Republik Turki modern bagaimanapun menyandarkan identitas sejarahnya pada Kekhalifahan Usmani, daripada kepada Kekaisaran Bizantium, atau Romawi Timur, yang secara historis dan kultural kini menjadi Yunani.
Selain karena faktor identitas sejarah tadi, setidaknya ada empat alasan kenapa dunia internasional wajib menghormati pengembalian status Hagia Sophia menjadi masjid tadi.
Pertama, keputusan perubahan status Hagia Sophia lahir dari sebuah proses hukum yang konstitusional. Konversi status Hagia Sophia merupakan hasil dari putusan Dewan Negara atas tuntutan yang diajukan oleh Asosiasi Artefak Sejarah dan Lingkungan di Turki, yang meminta pembatalan keputusan Dewan Kabinet 1934 atas status museum Hagia Sophia yang dinilai ilegal.
Sehingga, dengan adanya putusan pengadilan tinggi tersebut, maka tindakan yang diambil oleh Presiden Recep Tayyip Erdogan untuk mengembalikan Hagia Sophia menjadi masjid, sesuai dengan hukum Turki.

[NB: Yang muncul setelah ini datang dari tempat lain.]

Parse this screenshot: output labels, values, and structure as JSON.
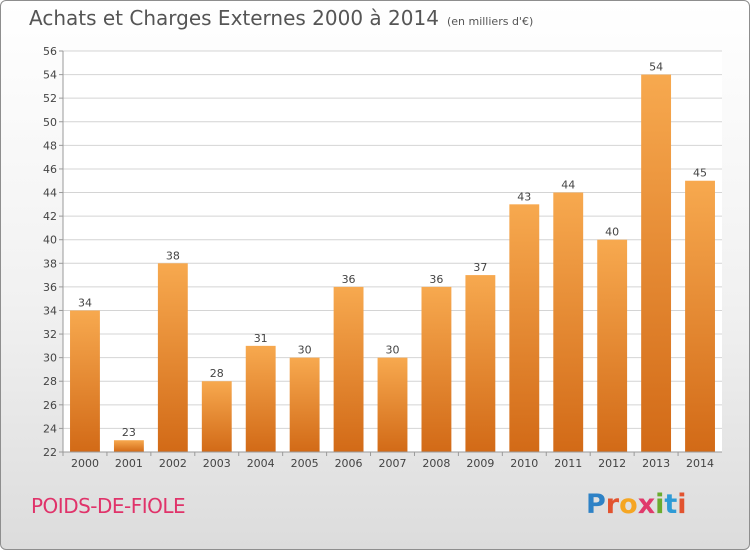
{
  "title": "Achats et Charges Externes 2000 à 2014",
  "subtitle": "(en milliers d'€)",
  "town": "POIDS-DE-FIOLE",
  "brand": {
    "text": "Proxiti",
    "colors": [
      "#2e82c6",
      "#e2532f",
      "#f5a623",
      "#e03a6b",
      "#6aab2e",
      "#2e9bd6",
      "#e2532f"
    ]
  },
  "bar_color_top": "#f7a94f",
  "bar_color_bottom": "#d26a17",
  "chart_data": {
    "type": "bar",
    "title": "Achats et Charges Externes 2000 à 2014",
    "xlabel": "",
    "ylabel": "",
    "categories": [
      "2000",
      "2001",
      "2002",
      "2003",
      "2004",
      "2005",
      "2006",
      "2007",
      "2008",
      "2009",
      "2010",
      "2011",
      "2012",
      "2013",
      "2014"
    ],
    "values": [
      34,
      23,
      38,
      28,
      31,
      30,
      36,
      30,
      36,
      37,
      43,
      44,
      40,
      54,
      45
    ],
    "ylim": [
      22,
      56
    ],
    "yticks": [
      22,
      24,
      26,
      28,
      30,
      32,
      34,
      36,
      38,
      40,
      42,
      44,
      46,
      48,
      50,
      52,
      54,
      56
    ],
    "grid": true,
    "data_labels": true
  }
}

Dan ini wajib dihormati oleh semua pihak, termasuk oleh komunitas internasional.
Kedua, sebagai negara berdaulat, Turki memiliki hak untuk mengatur urusan yang berada di dalam yurisdiksi domestiknya. Dalam hal ini, persoalan status Hagia Sophia adalah murni urusan domestik pemerintah dan masyarakat Turki.
Sehingga secara politik, Turki, sebagaimana negara berdaulat lainnya, memiliki hak penuh untuk mengatur dan menentukan urusan domestiknya tanpa campur tangan negara lain.